April 27, 2001|PETE THOMAS

If you're among the thousands of fishermen who will be traveling north on U.S. 395 today, hoping to get to the party on time, here's a sobering fact:

Inyo County's highways, U.S. 395 in particular, have claimed nine lives already this year, far above normal. And most of those accidents involved drivers falling asleep at the wheel.

Today, as is the case a day before any Eastern Sierra trout season opener, traffic will be especially heavy on 395, building throughout the morning and peaking in late afternoon and early evening. This is when the potential for disaster is greatest.

"A lot of people coming up for the opener will work half a day first, and by the time they get up here they're just too tired to drive," said officer Marc Morrison of the California Highway Patrol in Bishop. "We strongly recommend that they stop and switch drivers periodically, or pull over to rest for a few minutes--whatever it takes to get here safely."

Once there, Morrison cautioned, fishermen can party to their hearts' content, as long as they don't get behind the wheel afterward.

"We do get people who settle in up in the hills at their campgrounds or wherever, have too much to drink and then feel the need to drive into town and that's a problem," Morrison said. "We'd just as soon not arrest anyone, but we don't want anyone to get hurt either, so we'll be watching that very closely."

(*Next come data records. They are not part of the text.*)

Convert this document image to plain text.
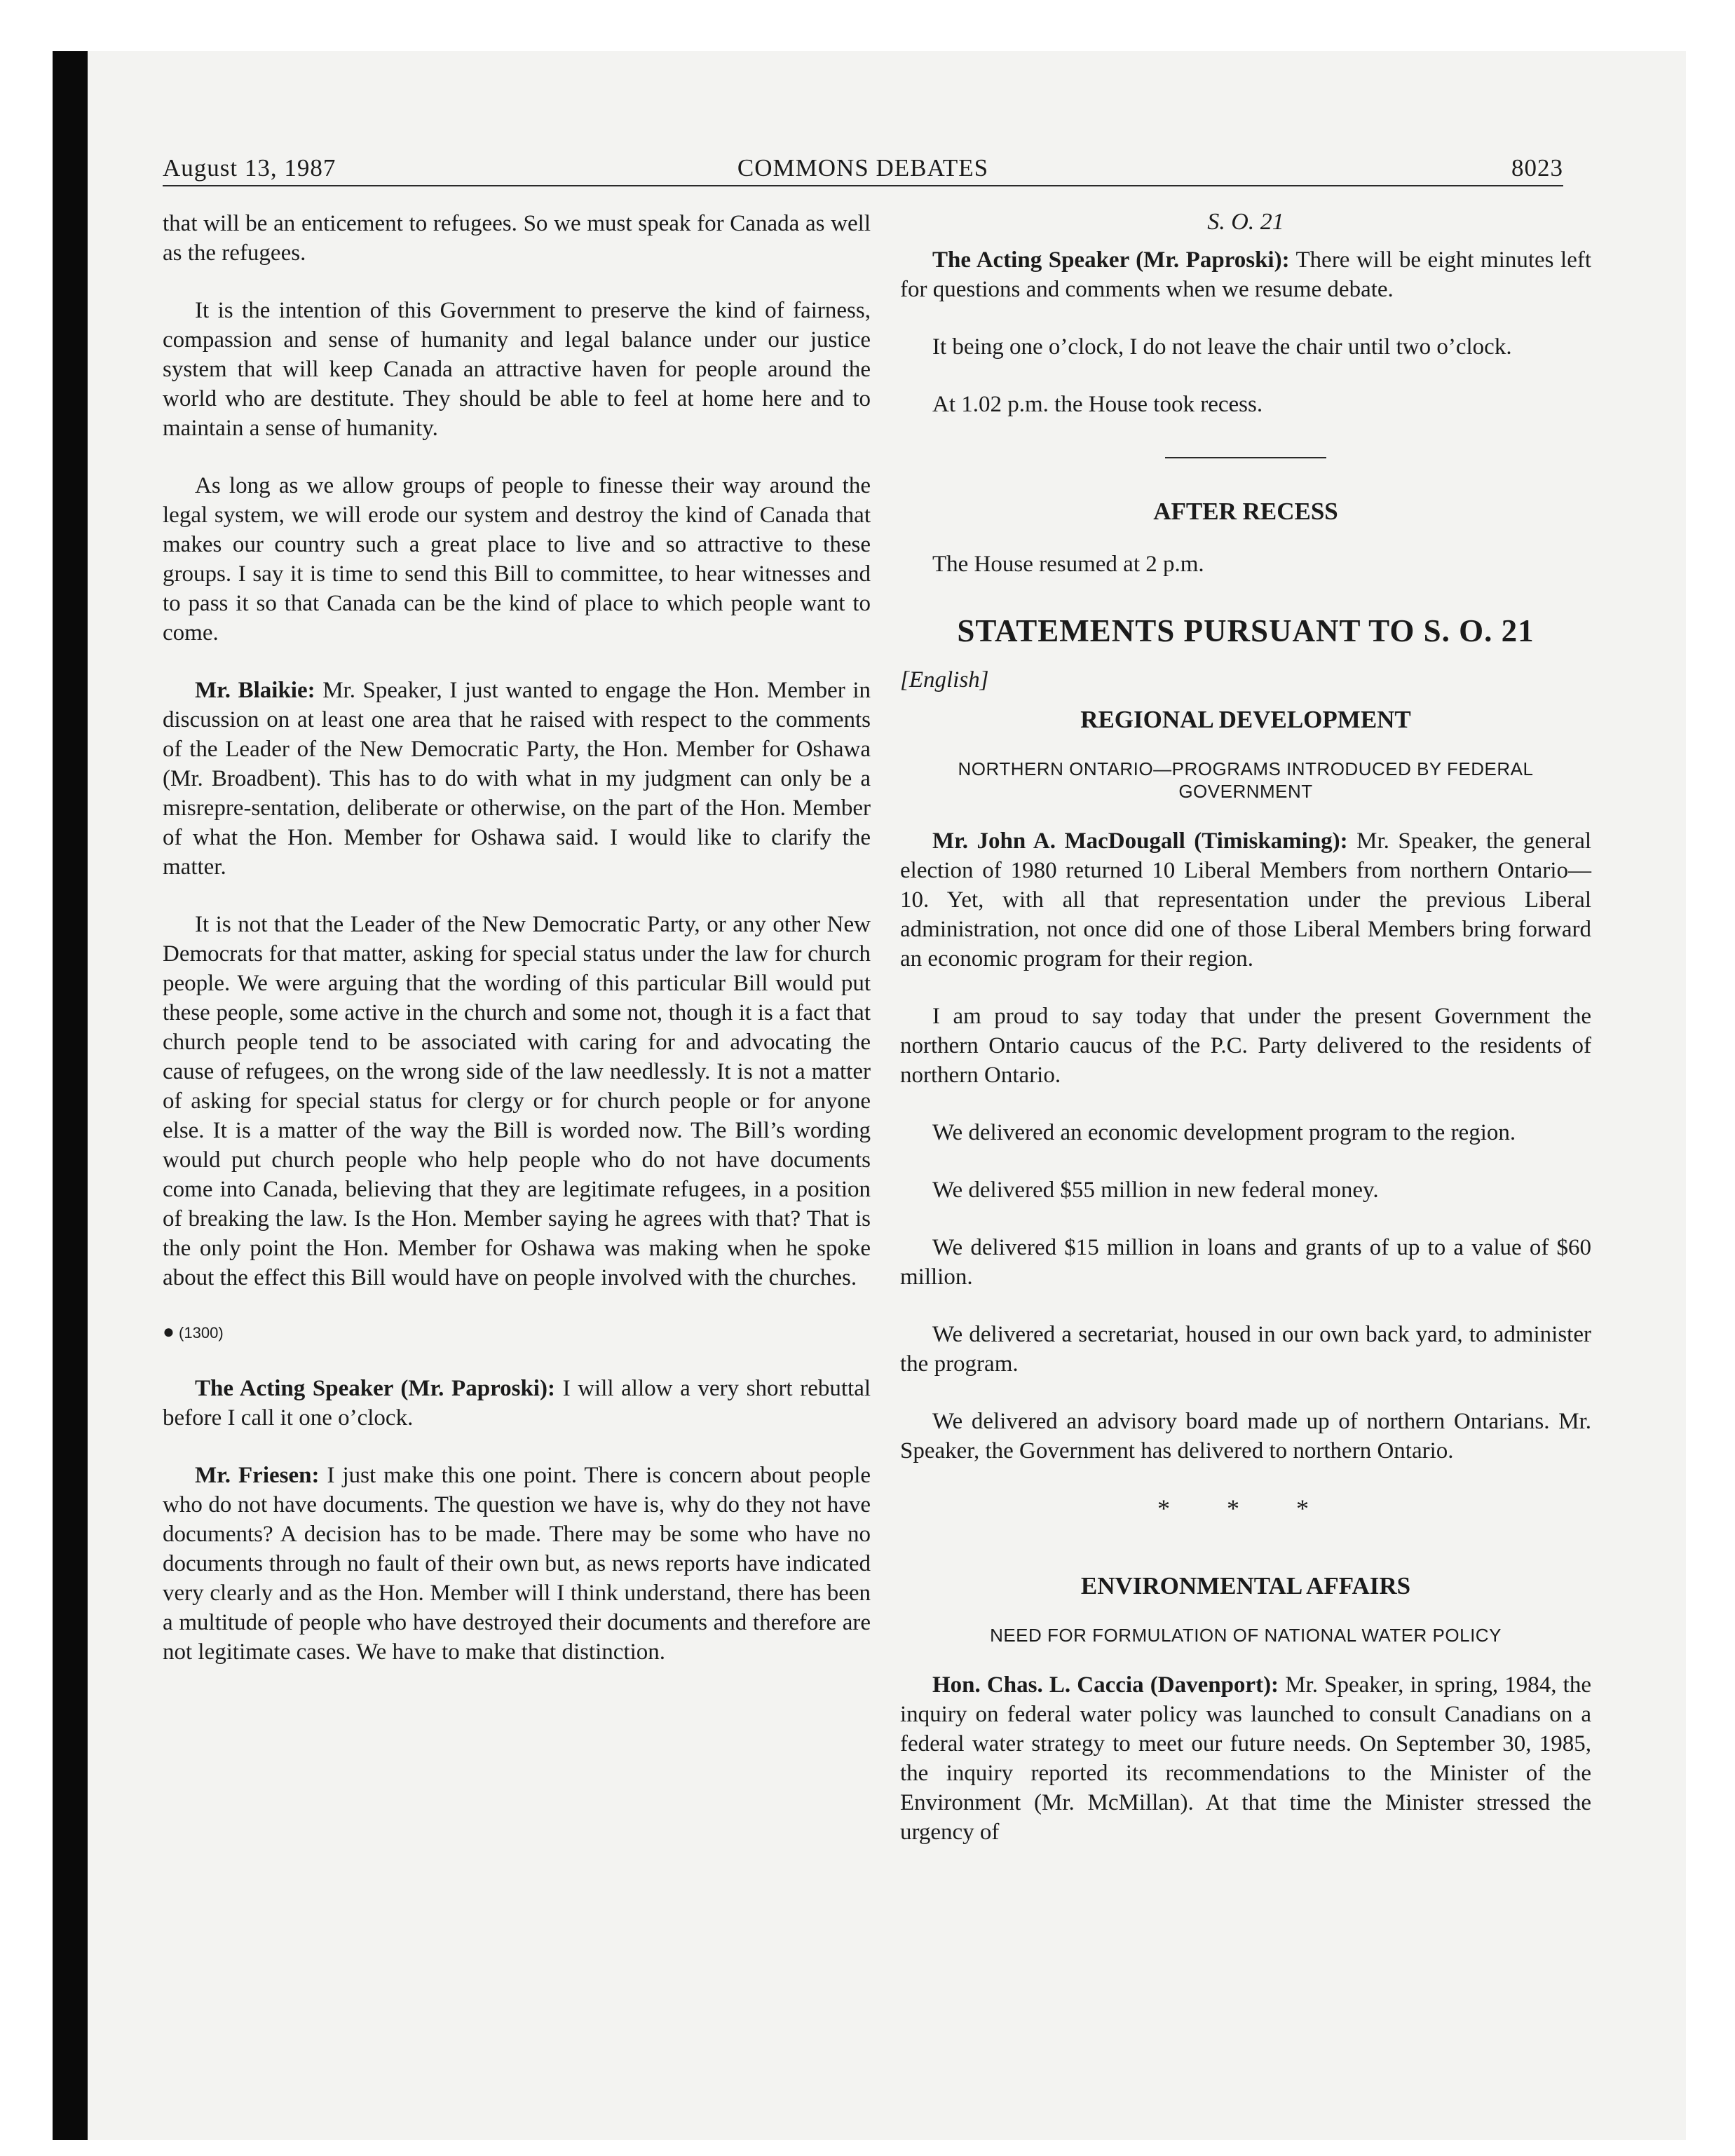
August 13, 1987	COMMONS DEBATES	8023

that will be an enticement to refugees. So we must speak for Canada as well as the refugees.

It is the intention of this Government to preserve the kind of fairness, compassion and sense of humanity and legal balance under our justice system that will keep Canada an attractive haven for people around the world who are destitute. They should be able to feel at home here and to maintain a sense of humanity.

As long as we allow groups of people to finesse their way around the legal system, we will erode our system and destroy the kind of Canada that makes our country such a great place to live and so attractive to these groups. I say it is time to send this Bill to committee, to hear witnesses and to pass it so that Canada can be the kind of place to which people want to come.

Mr. Blaikie: Mr. Speaker, I just wanted to engage the Hon. Member in discussion on at least one area that he raised with respect to the comments of the Leader of the New Democratic Party, the Hon. Member for Oshawa (Mr. Broadbent). This has to do with what in my judgment can only be a misrepre-sentation, deliberate or otherwise, on the part of the Hon. Member of what the Hon. Member for Oshawa said. I would like to clarify the matter.

It is not that the Leader of the New Democratic Party, or any other New Democrats for that matter, asking for special status under the law for church people. We were arguing that the wording of this particular Bill would put these people, some active in the church and some not, though it is a fact that church people tend to be associated with caring for and advocating the cause of refugees, on the wrong side of the law needlessly. It is not a matter of asking for special status for clergy or for church people or for anyone else. It is a matter of the way the Bill is worded now. The Bill’s wording would put church people who help people who do not have documents come into Canada, believing that they are legitimate refugees, in a position of breaking the law. Is the Hon. Member saying he agrees with that? That is the only point the Hon. Member for Oshawa was making when he spoke about the effect this Bill would have on people involved with the churches.

● (1300)

The Acting Speaker (Mr. Paproski): I will allow a very short rebuttal before I call it one o’clock.

Mr. Friesen: I just make this one point. There is concern about people who do not have documents. The question we have is, why do they not have documents? A decision has to be made. There may be some who have no documents through no fault of their own but, as news reports have indicated very clearly and as the Hon. Member will I think understand, there has been a multitude of people who have destroyed their documents and therefore are not legitimate cases. We have to make that distinction.

S. O. 21

The Acting Speaker (Mr. Paproski): There will be eight minutes left for questions and comments when we resume debate.

It being one o’clock, I do not leave the chair until two o’clock.

At 1.02 p.m. the House took recess.

AFTER RECESS

The House resumed at 2 p.m.

STATEMENTS PURSUANT TO S. O. 21
[English]
REGIONAL DEVELOPMENT
NORTHERN ONTARIO—PROGRAMS INTRODUCED BY FEDERAL GOVERNMENT

Mr. John A. MacDougall (Timiskaming): Mr. Speaker, the general election of 1980 returned 10 Liberal Members from northern Ontario—10. Yet, with all that representation under the previous Liberal administration, not once did one of those Liberal Members bring forward an economic program for their region.

I am proud to say today that under the present Government the northern Ontario caucus of the P.C. Party delivered to the residents of northern Ontario.

We delivered an economic development program to the region.

We delivered $55 million in new federal money.

We delivered $15 million in loans and grants of up to a value of $60 million.

We delivered a secretariat, housed in our own back yard, to administer the program.

We delivered an advisory board made up of northern Ontarians. Mr. Speaker, the Government has delivered to northern Ontario.

* * *
ENVIRONMENTAL AFFAIRS
NEED FOR FORMULATION OF NATIONAL WATER POLICY

Hon. Chas. L. Caccia (Davenport): Mr. Speaker, in spring, 1984, the inquiry on federal water policy was launched to consult Canadians on a federal water strategy to meet our future needs. On September 30, 1985, the inquiry reported its recommendations to the Minister of the Environment (Mr. McMillan). At that time the Minister stressed the urgency of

Morrison did have one other tip. "Power Bait," he said. "I think that'll be the hot ticket on opening day."


Planning to auger in a new season from atop a layer of ice? If so, Gary Olson offers these words of wisdom:

"What most people do is, No. 1, they toss a rock about six to eight inches in diameter about 10 feet out and if it breaks through the ice then, no, obviously you shouldn't go out. You then go out about 10 feet and drill about eight to 10 inches with your auger and, if you're still into solid ice, then everything's fine."

Olson is owner of Bishop Creek Lodge and runs the concession at South Lake. South Lake and nearby Sabrina and North lakes, atop Bishop Creek Canyon at 9,000-plus feet, are expected to have ice two to three feet thick on opening day. The same goes for Rock Creek Lake near Mammoth Lakes.

These lakes should support the weight of an opening-day crowd, but conditions can change in a hurry and fishermen are urged to consult with experts before stepping out, and few will actually suggest that you do so.

Ice fishing, literally and figuratively, will not be the hottest ticket on opening day.


Fishing is expected to be superb throughout most of the Eastern Sierra this weekend.

Many will log five-fish limits well before lunchtime. Invariably, some will not stop at five and those are the people Department of Fish and Game wardens will be looking for.

"I have four wardens stationed here and I'm bringing down another 17 for opening weekend," said Lt. A. Lawrence, who is based in Bishop. "We'll have several special details deployed in [Inyo and Mono counties]."

Lawrence said they will be after "the small minority who willfully violate the law."

Of the 4-8% said to fall into this category, most will be guilty of over-limit fishing.

Last year, wardens on opening weekend issued 79 citations--34 for over-limits, 15 for using barbed hooks in restricted waters, 12 for fishing before the start of the season, seven for fishing without a license, seven for possessing undersized fish and one each for chumming, giving a false statement to a warden, using two poles and fishing in a closed area.

In all, 30 waters in the two counties carry special restrictions. They're clearly described in alphabetical order in DFG regulations booklets, which are available in sporting goods stores throughout the region.


* Local: The focus remains on Catalina, where good weather finally enabled consistent access to the island's windward side, resulting, as predicted, in some excellent runs on white seabass. The oft-finicky croakers have been biting all week, at times in the predawn darkness and at times in late afternoon. One-fish limits have been the rule.

* Southern Baja: Two weeks ago they were targeting sierra mackerel off Cabo San Lucas--fishing was that bad. This week? Catches include a 507-pound blue marlin, a 370-pound black marlin, a 420-pound hammerhead shark and a 272-pound swordfish. The water has warmed from the mid-60s to 71 degrees and the game fish are responding. Tuna counts remain high, and striped marlin and wahoo numbers are rising with the temperature. The best fishing has been in the gulf, but at midweek attention turned to the Pacific. . . . The East Cape and La Paz areas are still experiencing north winds, but the windy season is all but over and fishermen have been scoring impressive numbers of tuna during calm periods, anticipating a seasonal increase in marlin activity.